A lot of people are just not drinking alcohol right now for their own reasons and for Dry January. WBUR's Andrea Shea reports, they have more options now, including craft nonalcoholic, or NA, brews.

ANDREA SHEA, BYLINE: NA beer has had a bad rep in the United States for decades.

CHRIS LOHRING: Nonalcoholic beer has been the dusty bottles in supermarkets next to the mixers in some aisle you never go down, and they taste like light lager that has been cooked on a stove for 10 days.

SHEA: Chris Lohring, owner of Notch Brewery in Salem, used to say he'd never make one.

LOHRING: There was probably the sense of, well, it's not real beer. What am I doing? I'm a brewer. I make beer. I make alcohol.

SHEA: He does that with a small army of tiny, hungry organisms inside his stainless steel fermentation tanks.

(SOUNDBITE OF BUBBLING)

SHEA: This is the sound of yeast blowing off carbon dioxide while eating sugars in a sweet-tea-like barley malt solution called wort. The other byproduct of that process is alcohol, which adds flavor and mouthfeel.

LOHRING: And when you remove that, you definitely remove, you know, the essence of the beer.

SHEA: But Lohring and a lot of other independent craft brewers are more motivated to experiment and invest in finding ways to make nonalcoholic beer that lives up to their standards.

LOHRING: So this is an IPA, New England style - a lot of tropical fruit, a lot of citrus.

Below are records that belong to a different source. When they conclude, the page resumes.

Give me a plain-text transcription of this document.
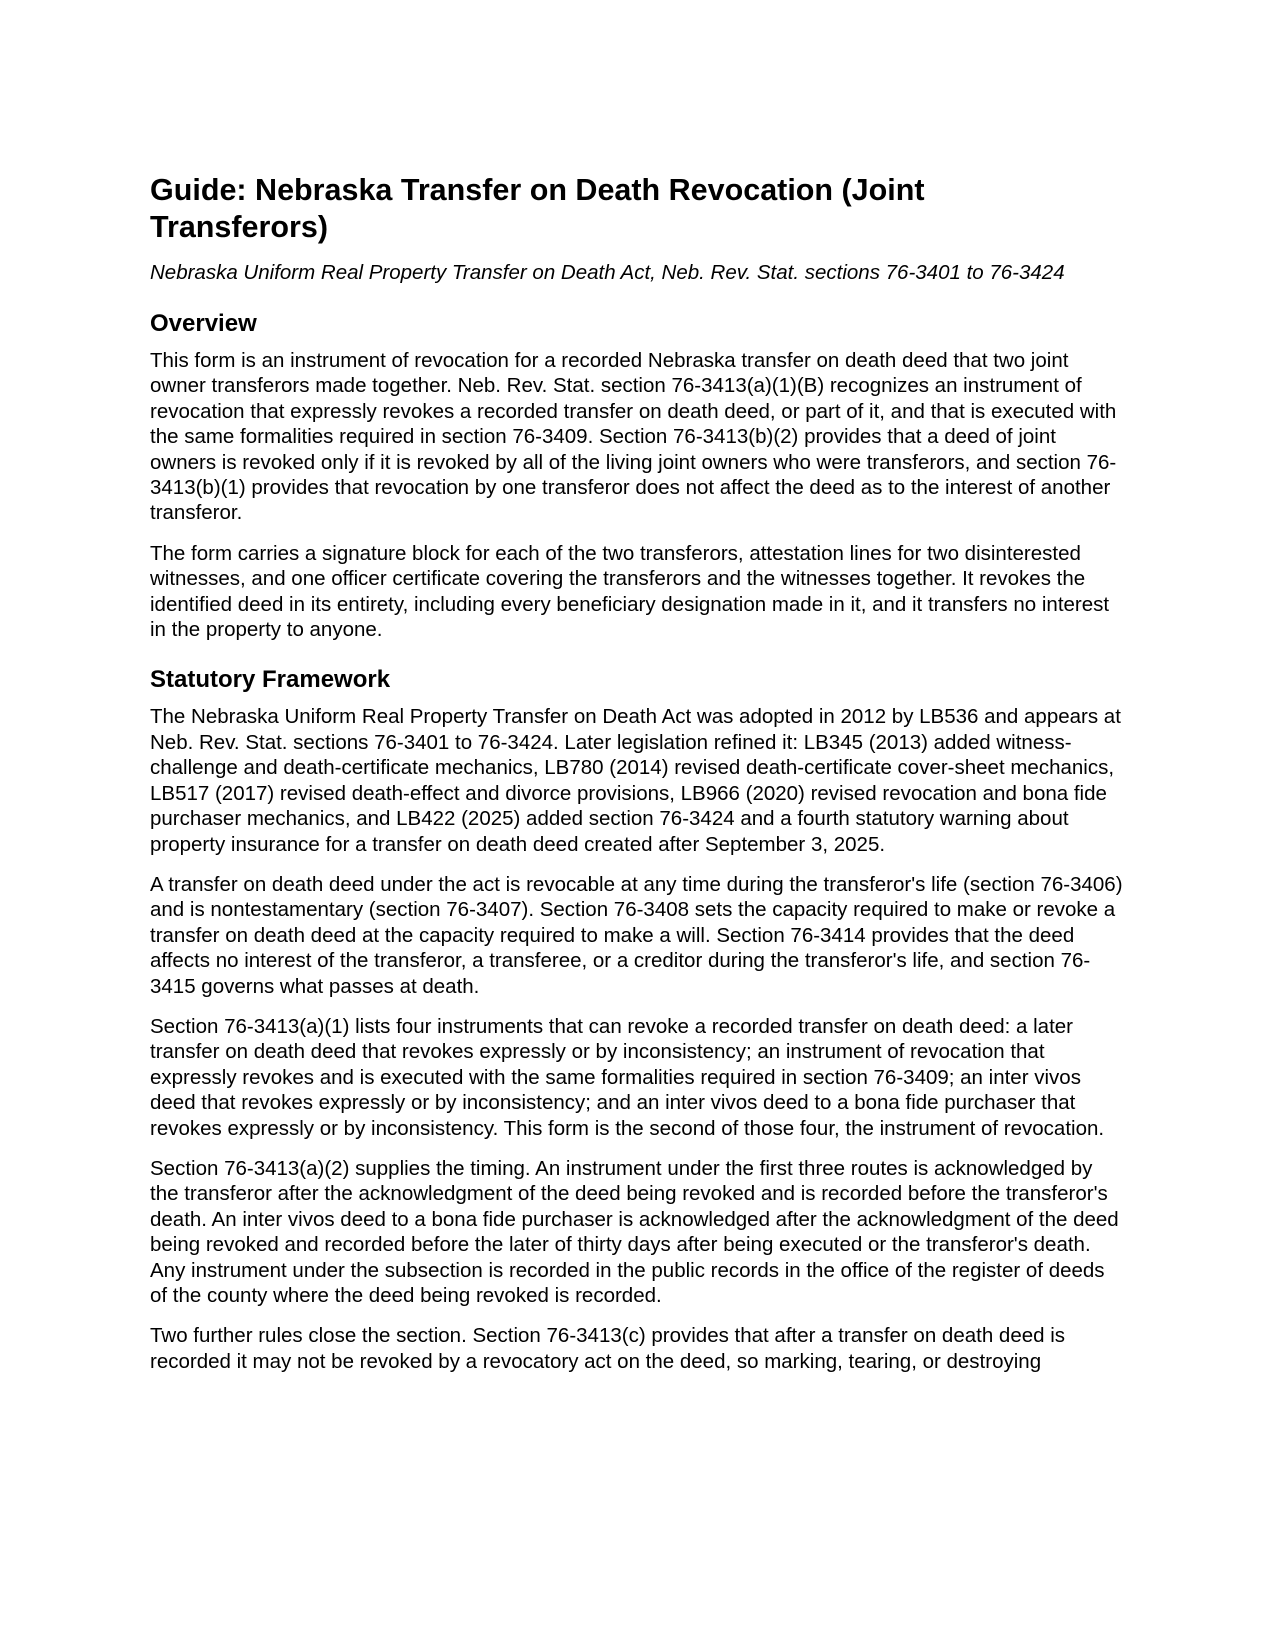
Guide: Nebraska Transfer on Death Revocation (Joint Transferors)

Nebraska Uniform Real Property Transfer on Death Act, Neb. Rev. Stat. sections 76-3401 to 76-3424

Overview

This form is an instrument of revocation for a recorded Nebraska transfer on death deed that two joint owner transferors made together. Neb. Rev. Stat. section 76-3413(a)(1)(B) recognizes an instrument of revocation that expressly revokes a recorded transfer on death deed, or part of it, and that is executed with the same formalities required in section 76-3409. Section 76-3413(b)(2) provides that a deed of joint owners is revoked only if it is revoked by all of the living joint owners who were transferors, and section 76-3413(b)(1) provides that revocation by one transferor does not affect the deed as to the interest of another transferor.

The form carries a signature block for each of the two transferors, attestation lines for two disinterested witnesses, and one officer certificate covering the transferors and the witnesses together. It revokes the identified deed in its entirety, including every beneficiary designation made in it, and it transfers no interest in the property to anyone.

Statutory Framework

The Nebraska Uniform Real Property Transfer on Death Act was adopted in 2012 by LB536 and appears at Neb. Rev. Stat. sections 76-3401 to 76-3424. Later legislation refined it: LB345 (2013) added witness-challenge and death-certificate mechanics, LB780 (2014) revised death-certificate cover-sheet mechanics, LB517 (2017) revised death-effect and divorce provisions, LB966 (2020) revised revocation and bona fide purchaser mechanics, and LB422 (2025) added section 76-3424 and a fourth statutory warning about property insurance for a transfer on death deed created after September 3, 2025.

A transfer on death deed under the act is revocable at any time during the transferor's life (section 76-3406) and is nontestamentary (section 76-3407). Section 76-3408 sets the capacity required to make or revoke a transfer on death deed at the capacity required to make a will. Section 76-3414 provides that the deed affects no interest of the transferor, a transferee, or a creditor during the transferor's life, and section 76-3415 governs what passes at death.

Section 76-3413(a)(1) lists four instruments that can revoke a recorded transfer on death deed: a later transfer on death deed that revokes expressly or by inconsistency; an instrument of revocation that expressly revokes and is executed with the same formalities required in section 76-3409; an inter vivos deed that revokes expressly or by inconsistency; and an inter vivos deed to a bona fide purchaser that revokes expressly or by inconsistency. This form is the second of those four, the instrument of revocation.

Section 76-3413(a)(2) supplies the timing. An instrument under the first three routes is acknowledged by the transferor after the acknowledgment of the deed being revoked and is recorded before the transferor's death. An inter vivos deed to a bona fide purchaser is acknowledged after the acknowledgment of the deed being revoked and recorded before the later of thirty days after being executed or the transferor's death. Any instrument under the subsection is recorded in the public records in the office of the register of deeds of the county where the deed being revoked is recorded.

Two further rules close the section. Section 76-3413(c) provides that after a transfer on death deed is recorded it may not be revoked by a revocatory act on the deed, so marking, tearing, or destroying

SHEA: Lohring recently released pilot batches of two NA beers. He says consumer demand has been proven by a company called Athletic, a nonalcoholic brand that's exploded onto the craft scene.

LOHRING: They're crushing it (laughter).

SHEA: According to the Brewers Association, Athletic's production increased 400% in 2020. Industry journalist and podcaster Jessica Infante has been following the Connecticut company's uncanny rise.

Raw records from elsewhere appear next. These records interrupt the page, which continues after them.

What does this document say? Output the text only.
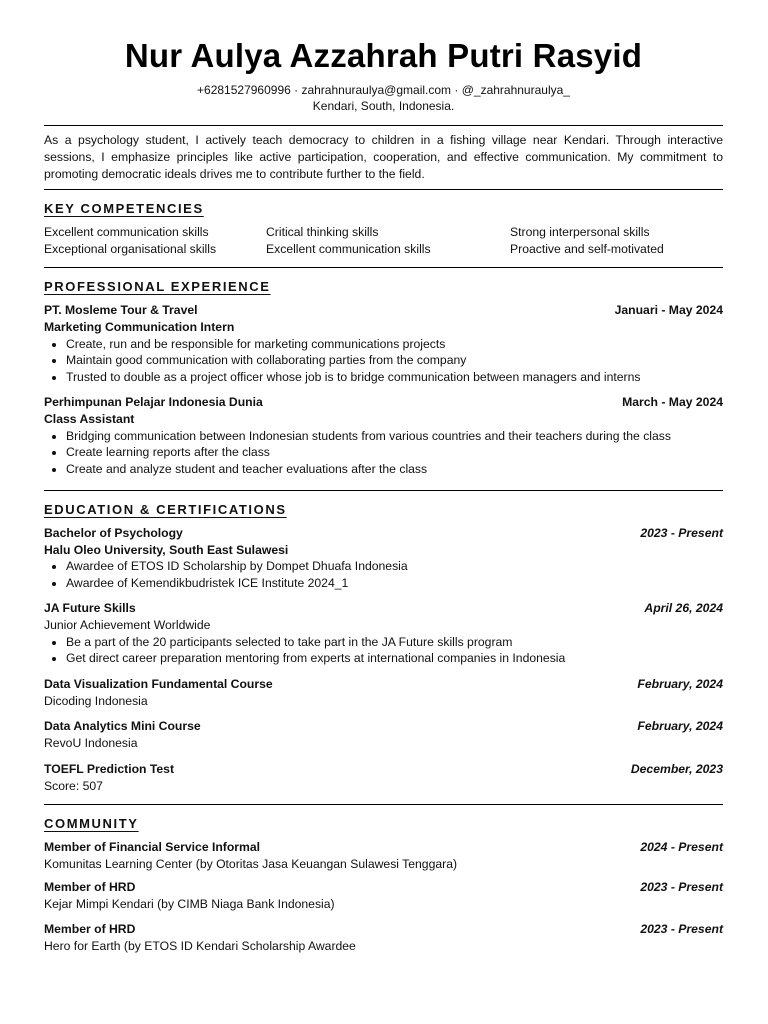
Nur Aulya Azzahrah Putri Rasyid
+6281527960996 · zahrahnuraulya@gmail.com · @_zahrahnuraulya_
Kendari, South, Indonesia.

As a psychology student, I actively teach democracy to children in a fishing village near Kendari. Through interactive sessions, I emphasize principles like active participation, cooperation, and effective communication. My commitment to promoting democratic ideals drives me to contribute further to the field.

KEY COMPETENCIES
Excellent communication skills	Critical thinking skills	Strong interpersonal skills
Exceptional organisational skills	Excellent communication skills	Proactive and self-motivated
PROFESSIONAL EXPERIENCE
PT. Mosleme Tour & Travel	Januari - May 2024
Marketing Communication Intern
• Create, run and be responsible for marketing communications projects
• Maintain good communication with collaborating parties from the company
• Trusted to double as a project officer whose job is to bridge communication between managers and interns
Perhimpunan Pelajar Indonesia Dunia	March - May 2024
Class Assistant
• Bridging communication between Indonesian students from various countries and their teachers during the class
• Create learning reports after the class
• Create and analyze student and teacher evaluations after the class
EDUCATION & CERTIFICATIONS
Bachelor of Psychology	2023 - Present
Halu Oleo University, South East Sulawesi
• Awardee of ETOS ID Scholarship by Dompet Dhuafa Indonesia
• Awardee of Kemendikbudristek ICE Institute 2024_1
JA Future Skills	April 26, 2024
Junior Achievement Worldwide
• Be a part of the 20 participants selected to take part in the JA Future skills program
• Get direct career preparation mentoring from experts at international companies in Indonesia
Data Visualization Fundamental Course	February, 2024
Dicoding Indonesia
Data Analytics Mini Course	February, 2024
RevoU Indonesia
TOEFL Prediction Test	December, 2023
Score: 507
COMMUNITY
Member of Financial Service Informal	2024 - Present
Komunitas Learning Center (by Otoritas Jasa Keuangan Sulawesi Tenggara)
Member of HRD	2023 - Present
Kejar Mimpi Kendari (by CIMB Niaga Bank Indonesia)
Member of HRD	2023 - Present
Hero for Earth (by ETOS ID Kendari Scholarship Awardee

JESSICA INFANTE: One thing that I think Athletic really was able to do that no one else has been able to do was make nonalcoholic craft beer cool, for lack of a better word. You know, people really feel comfortable asking for it, buying it, being seen drinking it.

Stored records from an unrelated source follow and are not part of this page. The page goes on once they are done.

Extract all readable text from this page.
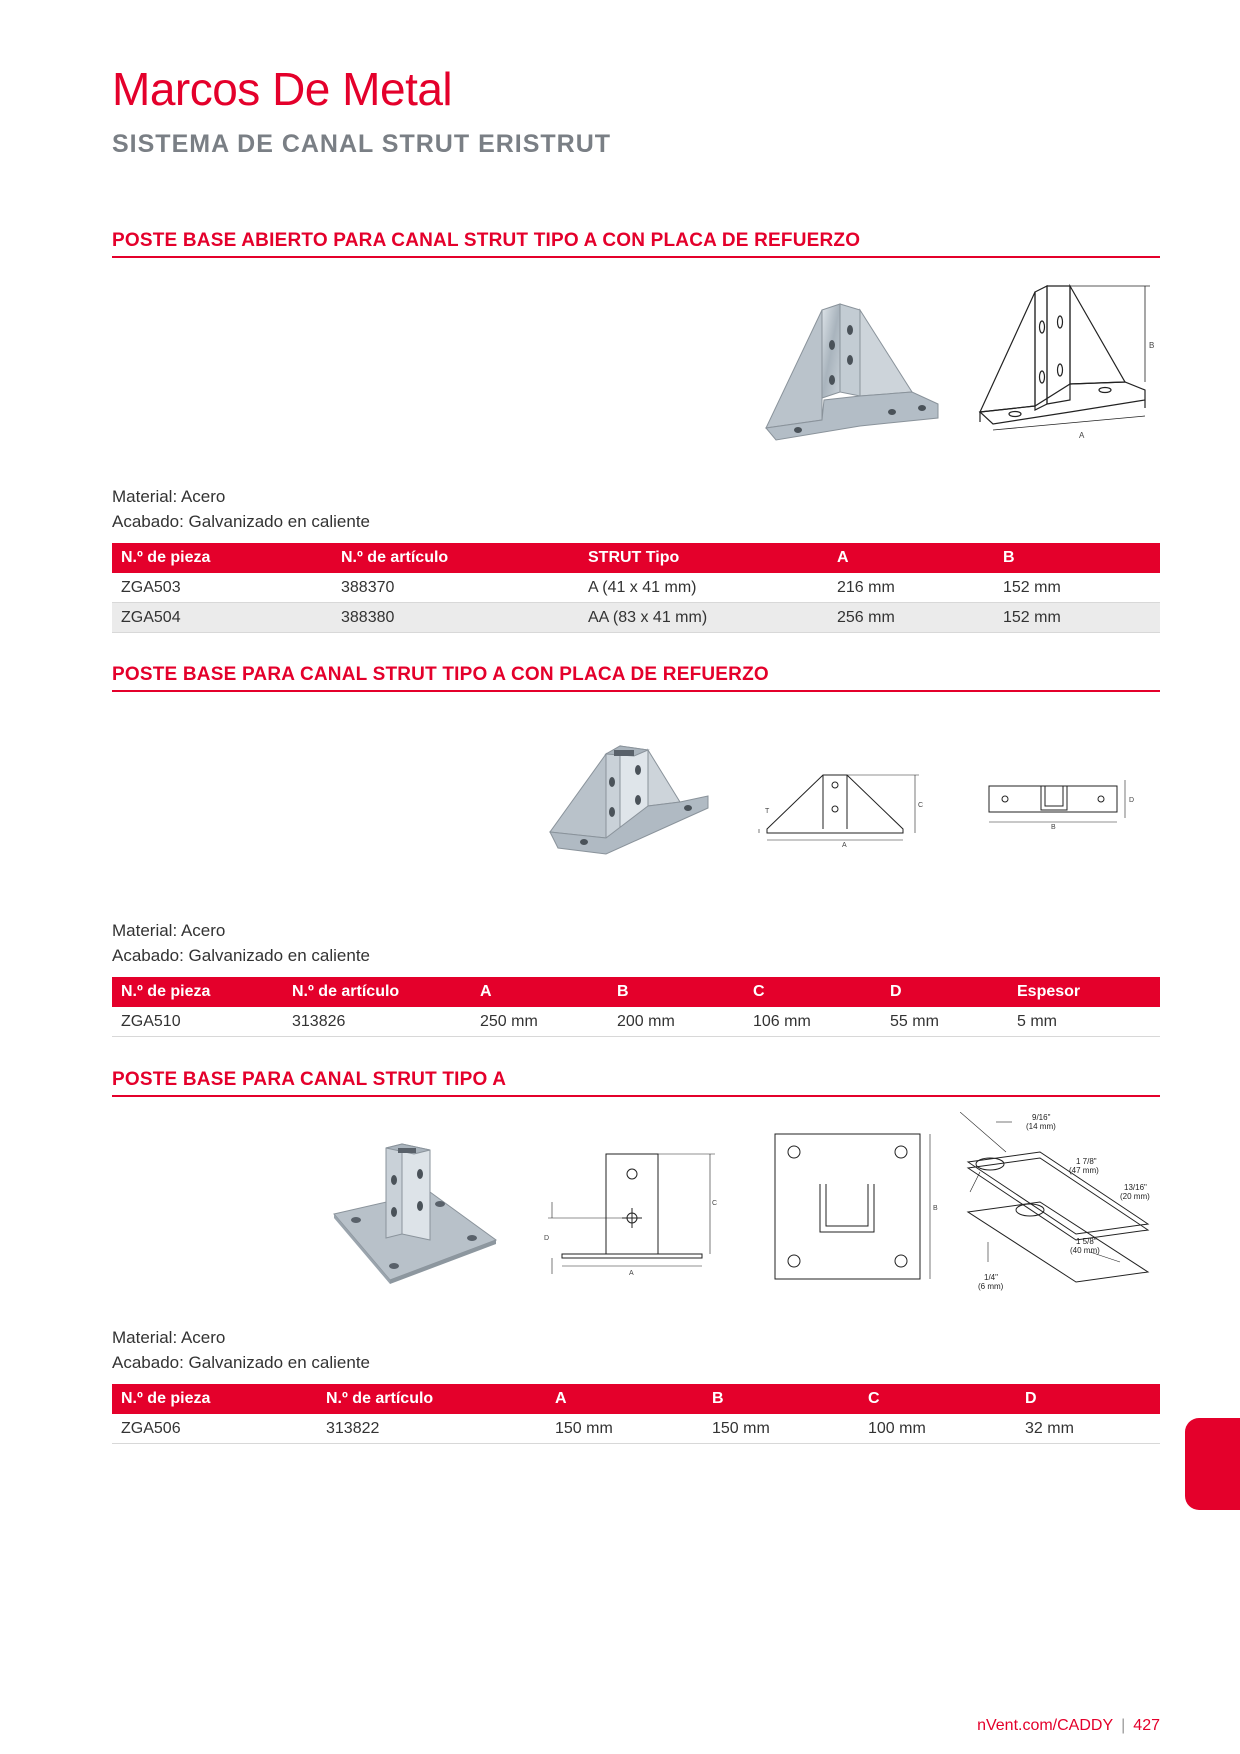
Marcos De Metal
SISTEMA DE CANAL STRUT ERISTRUT
POSTE BASE ABIERTO PARA CANAL STRUT TIPO A CON PLACA DE REFUERZO
B
A
Material: Acero
Acabado: Galvanizado en caliente
N.º de pieza	N.º de artículo	STRUT Tipo	A	B
ZGA503	388370	A (41 x 41 mm)	216 mm	152 mm
ZGA504	388380	AA (83 x 41 mm)	256 mm	152 mm
POSTE BASE PARA CANAL STRUT TIPO A CON PLACA DE REFUERZO
C
T
A
D
B
Material: Acero
Acabado: Galvanizado en caliente
N.º de pieza	N.º de artículo	A	B	C	D	Espesor
ZGA510	313826	250 mm	200 mm	106 mm	55 mm	5 mm
POSTE BASE PARA CANAL STRUT TIPO A
C
D
A
B
9/16"
(14 mm)
1 7/8"
(47 mm)
13/16"
(20 mm)
1 5/8"
(40 mm)
1/4"
(6 mm)
Material: Acero
Acabado: Galvanizado en caliente
N.º de pieza	N.º de artículo	A	B	C	D
ZGA506	313822	150 mm	150 mm	100 mm	32 mm
nVent.com/CADDY | 427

SHEA: She points to end-of-year data from industry tracker IRI, which found off-premise retail sales of nonalcoholic beer went up 24%.

INFANTE: That's far and away the biggest growth of the whole beer category.

SHEA: Infante says there are a lot of reasons why people are turning to non-alc (ph). Maybe they have health concerns, they're designated drivers, or just don't want to feel crummy the next day at work. Lifelong beer aficionado Amy McKeon eliminated alcohol 14 months ago because it makes her tired and bloated.

AMY MCKEON: When you stop drinking, you feel like you have to explain yourself, which is really strange. People feel like they need to ask you why you stopped, or they automatically assume there was an issue. There was a problem.

SHEA: In social situations, McKeon sometimes feels like she's missing out. But with more tasty NA beers on the market, she's got more tools in her sober lifestyle toolbox. Even so, McKeon's inner beer geek has yearned for the ritual of going to her local brewery. She recalls the first sip of Notch's new NA, Pilsner.

MCKEON: I had tears in my eyes because I felt like I finally had a product that made me feel like a beer drinker again.

SHEA: That's music to Notch head brewer Chris Lohring's ears, and even this veteran beer-maker is enjoying the novelty of cracking open a cold one whenever and wherever he wants.

LOHRING: I drank one on the way home the other day. It was great (laughter).

SHEA: He did that while driving in his car.